3

I am looking for a fast way to find the number of files in a directory on Linux.

Any solution that takes linear time in the number of files in the directory is NOT acceptable (e.g. "ls | wc -l" and similar things) because it would take a prohibitively long amount of time (there are tens or maybe hundreds of millions of files in the directory).

I'm sure the number of files in the directory must be stored as a simple number somewhere in the filesystem structure (inode perhaps?), as part of the data structure used to store the directory entries - how can I get to this number?

Edit: The filesystem is ext3. If there is no portable way of doing this, I am willing to do something specific to ext3.

HighCommander4
  • 50,428
  • 24
  • 122
  • 194
  • Almost duplicate: http://stackoverflow.com/questions/1427032/fast-linux-file-count-for-a-large-number-of-files, talks about how to speed up the standard ls | wc-l – Mark Jul 19 '10 at 17:53
  • I don't think that this is stored somewhere as a plain number.(I did NOT read the spec though). Simply because it would slow down the FS, you would need to synchronize touch/unlink/mv etc. to get a reliable result, also in case of a crash the number could be corrupted, so you would need to recount the files at some point. Also, at least on my Ubuntu Nautilus caches the number of objects in a directory by itself, if there would be a number in the underlying FS I don't think it would do that. – Ivo Wetzel Jul 19 '10 at 17:57
  • I'm wondering... is the size of the directory entry (i.e. the size you see for the directory when you do ls -l in its parent directory) related to the number of entries? It does seem to be larger than usual for this directory. – HighCommander4 Jul 19 '10 at 19:53
  • the size of directory can be correlated with max number of files what was _ever_ stored in it. Directory in a way is a plain file containing sparse array with pointers to actual files. – Dummy00001 Jul 19 '10 at 20:07
  • "tens or maybe hundreds of millions of files" is a pathological case. A large number of files in a directory *does* affect performance; this is why `/usr/share/terminfo` has a subdirectory for each initial character used by an entry, so it can be traversed more like a tree to keep file counts down.
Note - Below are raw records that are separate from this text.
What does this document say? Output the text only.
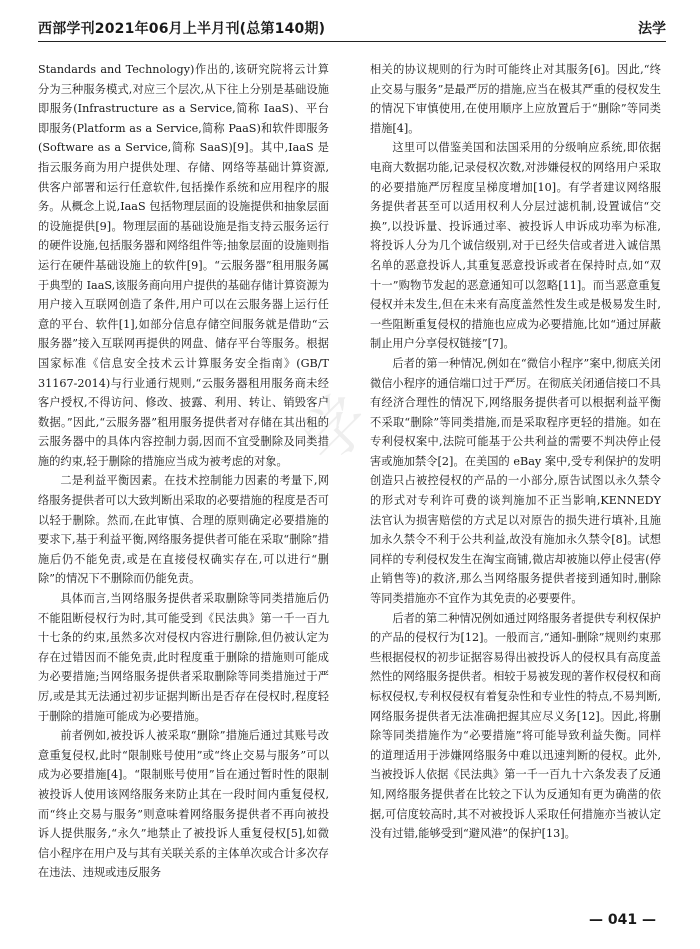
西部学刊2021年06月上半月刊(总第140期)	法学
学

Standards and Technology)作出的,该研究院将云计算分为三种服务模式,对应三个层次,从下往上分别是基础设施即服务(Infrastructure as a Service,简称 IaaS)、平台即服务(Platform as a Service,简称 PaaS)和软件即服务(Software as a Service,简称 SaaS)[9]。其中,IaaS 是指云服务商为用户提供处理、存储、网络等基础计算资源,供客户部署和运行任意软件,包括操作系统和应用程序的服务。从概念上说,IaaS 包括物理层面的设施提供和抽象层面的设施提供[9]。物理层面的基础设施是指支持云服务运行的硬件设施,包括服务器和网络组件等;抽象层面的设施则指运行在硬件基础设施上的软件[9]。“云服务器”租用服务属于典型的 IaaS,该服务商向用户提供的基础存储计算资源为用户接入互联网创造了条件,用户可以在云服务器上运行任意的平台、软件[1],如部分信息存储空间服务就是借助“云服务器”接入互联网再提供的网盘、储存平台等服务。根据国家标准《信息安全技术云计算服务安全指南》(GB/T 31167-2014)与行业通行规则,“云服务器租用服务商未经客户授权,不得访问、修改、披露、利用、转让、销毁客户数据。”因此,“云服务器”租用服务提供者对存储在其出租的云服务器中的具体内容控制力弱,因而不宜受删除及同类措施的约束,轻于删除的措施应当成为被考虑的对象。

二是利益平衡因素。在技术控制能力因素的考量下,网络服务提供者可以大致判断出采取的必要措施的程度是否可以轻于删除。然而,在此审慎、合理的原则确定必要措施的要求下,基于利益平衡,网络服务提供者可能在采取“删除”措施后仍不能免责,或是在直接侵权确实存在,可以进行“删除”的情况下不删除而仍能免责。

具体而言,当网络服务提供者采取删除等同类措施后仍不能阻断侵权行为时,其可能受到《民法典》第一千一百九十七条的约束,虽然多次对侵权内容进行删除,但仍被认定为存在过错因而不能免责,此时程度重于删除的措施则可能成为必要措施;当网络服务提供者采取删除等同类措施过于严厉,或是其无法通过初步证据判断出是否存在侵权时,程度轻于删除的措施可能成为必要措施。

前者例如,被投诉人被采取“删除”措施后通过其账号改意重复侵权,此时“限制账号使用”或“终止交易与服务”可以成为必要措施[4]。“限制账号使用”旨在通过暂时性的限制被投诉人使用该网络服务来防止其在一段时间内重复侵权,而“终止交易与服务”则意味着网络服务提供者不再向被投诉人提供服务,“永久”地禁止了被投诉人重复侵权[5],如微信小程序在用户及与其有关联关系的主体单次或合计多次存在违法、违规或违反服务

相关的协议规则的行为时可能终止对其服务[6]。因此,“终止交易与服务”是最严厉的措施,应当在极其严重的侵权发生的情况下审慎使用,在使用顺序上应放置后于“删除”等同类措施[4]。

这里可以借鉴美国和法国采用的分级响应系统,即依据电商大数据功能,记录侵权次数,对涉嫌侵权的网络用户采取的必要措施严厉程度呈梯度增加[10]。有学者建议网络服务提供者甚至可以适用权利人分层过滤机制,设置诚信“交换”,以投诉量、投诉通过率、被投诉人申诉成功率为标准,将投诉人分为几个诚信级别,对于已经失信或者进入诚信黑名单的恶意投诉人,其重复恶意投诉或者在保持时点,如“双十一”购物节发起的恶意通知可以忽略[11]。而当恶意重复侵权并未发生,但在未来有高度盖然性发生或是极易发生时,一些阻断重复侵权的措施也应成为必要措施,比如“通过屏蔽制止用户分享侵权链接”[7]。

后者的第一种情况,例如在“微信小程序”案中,彻底关闭微信小程序的通信端口过于严厉。在彻底关闭通信接口不具有经济合理性的情况下,网络服务提供者可以根据利益平衡不采取“删除”等同类措施,而是采取程序更轻的措施。如在专利侵权案中,法院可能基于公共利益的需要不判决停止侵害或施加禁令[2]。在美国的 eBay 案中,受专利保护的发明创造只占被控侵权的产品的一小部分,原告试图以永久禁令的形式对专利许可费的谈判施加不正当影响,KENNEDY 法官认为损害赔偿的方式足以对原告的损失进行填补,且施加永久禁令不利于公共利益,故没有施加永久禁令[8]。试想同样的专利侵权发生在淘宝商铺,微店却被施以停止侵害(停止销售等)的救济,那么当网络服务提供者接到通知时,删除等同类措施亦不宜作为其免责的必要要件。

后者的第二种情况例如通过网络服务者提供专利权保护的产品的侵权行为[12]。一般而言,“通知-删除”规则约束那些根据侵权的初步证据容易得出被投诉人的侵权具有高度盖然性的网络服务提供者。相较于易被发现的著作权侵权和商标权侵权,专利权侵权有着复杂性和专业性的特点,不易判断,网络服务提供者无法准确把握其应尽义务[12]。因此,将删除等同类措施作为“必要措施”将可能导致利益失衡。同样的道理适用于涉嫌网络服务中难以迅速判断的侵权。此外,当被投诉人依据《民法典》第一千一百九十六条发表了反通知,网络服务提供者在比较之下认为反通知有更为确凿的依据,可信度较高时,其不对被投诉人采取任何措施亦当被认定没有过错,能够受到“避风港”的保护[13]。

— 041 —
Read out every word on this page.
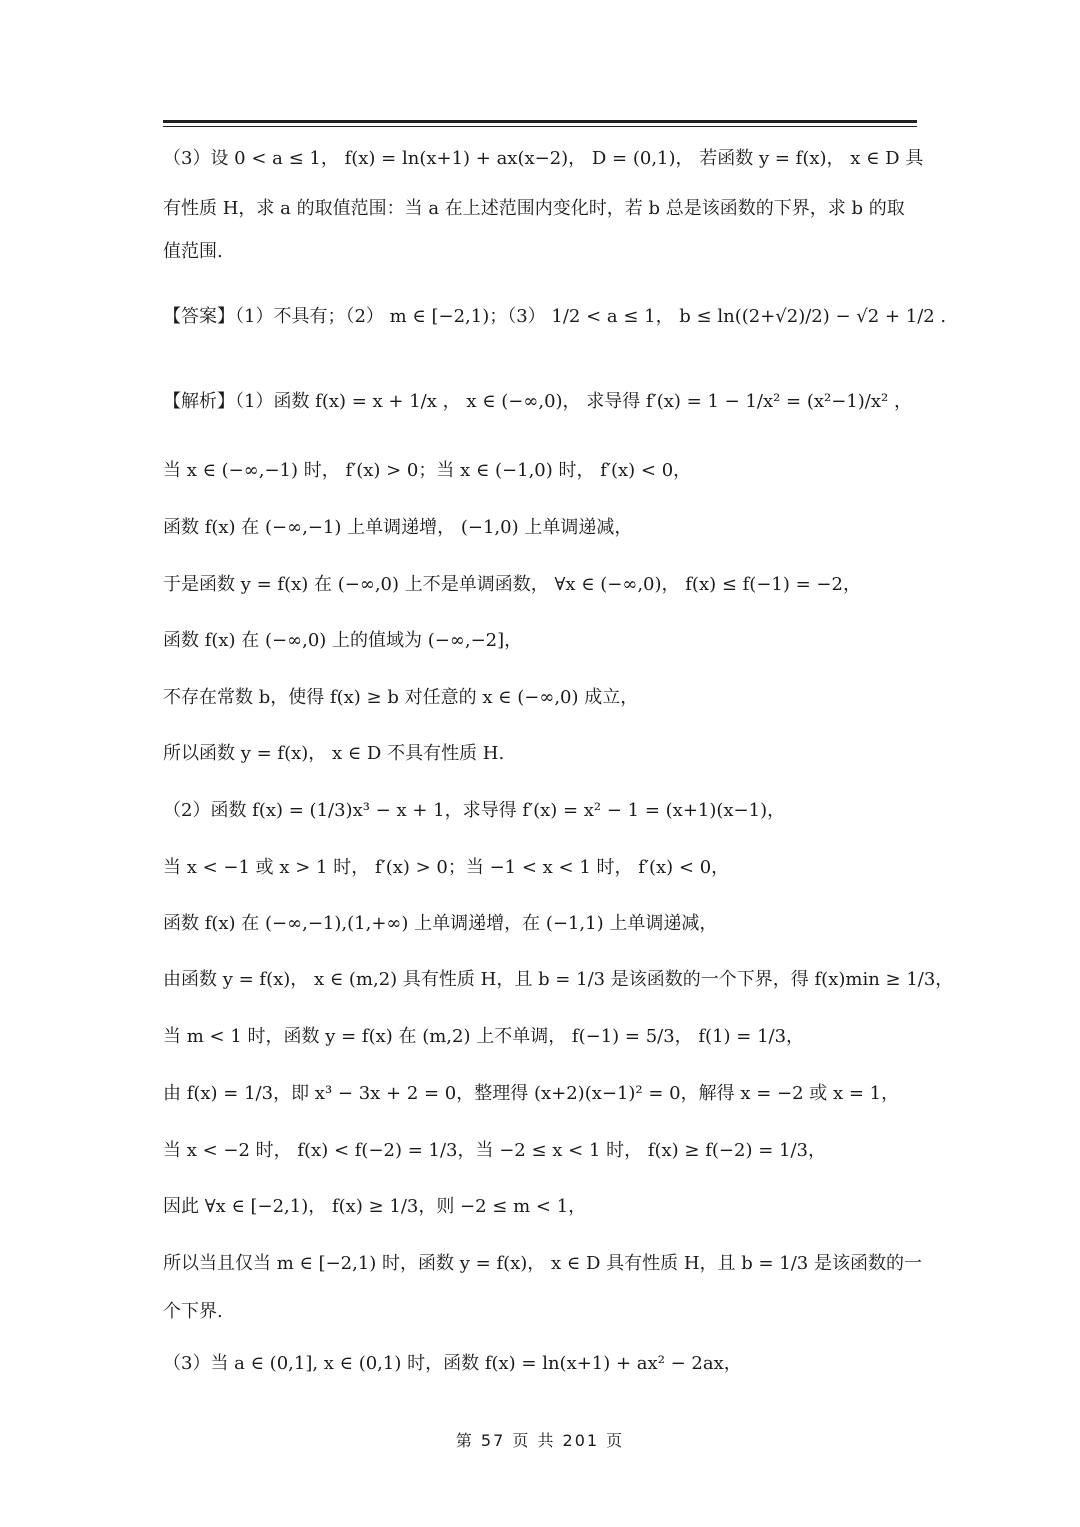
（3）设 0 < a ≤ 1， f(x) = ln(x+1) + ax(x−2)， D = (0,1)， 若函数 y = f(x)， x ∈ D 具
有性质 H，求 a 的取值范围：当 a 在上述范围内变化时，若 b 总是该函数的下界，求 b 的取
值范围.
【答案】（1）不具有；（2） m ∈ [−2,1)；（3） 1/2 < a ≤ 1， b ≤ ln((2+√2)/2) − √2 + 1/2 .
【解析】（1）函数 f(x) = x + 1/x ， x ∈ (−∞,0)， 求导得 f′(x) = 1 − 1/x² = (x²−1)/x² ，
当 x ∈ (−∞,−1) 时， f′(x) > 0；当 x ∈ (−1,0) 时， f′(x) < 0，
函数 f(x) 在 (−∞,−1) 上单调递增， (−1,0) 上单调递减，
于是函数 y = f(x) 在 (−∞,0) 上不是单调函数， ∀x ∈ (−∞,0)， f(x) ≤ f(−1) = −2，
函数 f(x) 在 (−∞,0) 上的值域为 (−∞,−2]，
不存在常数 b，使得 f(x) ≥ b 对任意的 x ∈ (−∞,0) 成立，
所以函数 y = f(x)， x ∈ D 不具有性质 H.
（2）函数 f(x) = (1/3)x³ − x + 1，求导得 f′(x) = x² − 1 = (x+1)(x−1)，
当 x < −1 或 x > 1 时， f′(x) > 0；当 −1 < x < 1 时， f′(x) < 0，
函数 f(x) 在 (−∞,−1),(1,+∞) 上单调递增，在 (−1,1) 上单调递减，
由函数 y = f(x)， x ∈ (m,2) 具有性质 H，且 b = 1/3 是该函数的一个下界，得 f(x)min ≥ 1/3，
当 m < 1 时，函数 y = f(x) 在 (m,2) 上不单调， f(−1) = 5/3， f(1) = 1/3，
由 f(x) = 1/3，即 x³ − 3x + 2 = 0，整理得 (x+2)(x−1)² = 0，解得 x = −2 或 x = 1，
当 x < −2 时， f(x) < f(−2) = 1/3，当 −2 ≤ x < 1 时， f(x) ≥ f(−2) = 1/3，
因此 ∀x ∈ [−2,1)， f(x) ≥ 1/3，则 −2 ≤ m < 1，
所以当且仅当 m ∈ [−2,1) 时，函数 y = f(x)， x ∈ D 具有性质 H，且 b = 1/3 是该函数的一
个下界.
（3）当 a ∈ (0,1], x ∈ (0,1) 时，函数 f(x) = ln(x+1) + ax² − 2ax，
第 57 页 共 201 页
There are filesystems that are more akin to a database, where the count boils down to a single fast query, but those aren't common (if they exist *at all*, IDK) in the Unix world. – Stephen P Jul 20 '10 at 00:59

5 Answers5

6

Why should the data structure contain the number? A tree doesn't need to know its size in O(1), unless it's a requirement (and providing that, could require more locking and possibly a performance bottleneck)

By tree I don't mean including subdir contents, but files with -maxdepth 1 -- supposing they are not really stored as a list..

edit: ext2 stored them as a linked list.

modern ext3 implements hashed B-Trees

Having said that, /bin/ls does a lot more than counting, and actually scans all the inodes. Write your own C program or script using opendir() and readdir().

from here:

#include <stdio.h>
#include <sys/types.h>
#include <dirent.h>
int main()
{
        int count;
        struct DIR *d;
        if( (d = opendir(".")) != NULL)
        {
                for(count = 0;  readdir(d) != NULL; count++);
                closedir(d);
        }
        printf("\n %d", count);
        return 0;
}
Marco Mariani
  • 13,556
  • 6
  • 39
  • 55
  • 2
    Actually `ls -a` doesn't read more data from the filesystem than your program, as long as you don't pass other options like `--color` or `-F`. Beware that the count returned by `ls -a` or your program includes the `.` and `..` entries (so an empty directory has two entries). On Linux, `ls -A` skips `.` and `..`. – Gilles 'SO- stop being evil' Jul 19 '10 at 20:01
  • and where does it get the file names? i seem to remember getting them requires reading the inode. but it's been a long time, you may be right. – Marco Mariani Jul 19 '10 at 20:10
  • 2
    @Gilles is right - the filenames are in the directory, not the file inode (after all, a single file inode can have many names). The filenames are available to the program you've written, in `d->d_name`). – caf Jul 20 '10 at 01:27
2

You can use inotify to track and record file create and unlink events in the monitored directory. It would distribute the total time required to maintain file count and allow you to retrieve the current file count instantaneously.

Amardeep AC9MF
  • 18,464
  • 5
  • 40
  • 50
1

The inode for the directory does not store the number of files in it, since usually the file count is not needed separately from the list of names in the directory. The directory inode's link count does indirectly give the number of sub-directories (st_nlink is number of sub-dirs plus two).

I think you have no choice except read through the whole list of files in the directory. find might or might not be faster than ls.

This is an example of why large directories are a problem, even when the directory is implemented using a B-tree.

0

There's no portable way to do this. The low-level file primitives, i.e. readdir, work as if it's a linear list. Clearly, that's an abstraction, and some filesystems might store a count. However, accessing it is inherently filesystem-specific.

Matthew Flaschen
  • 278,309
  • 50
  • 514
  • 539
0

If you are willing to jump through hoops you may have each directory in a different filesystem, use quotas, and get the info with the "repquota" command.

Mark Wagner
  • 111
  • 2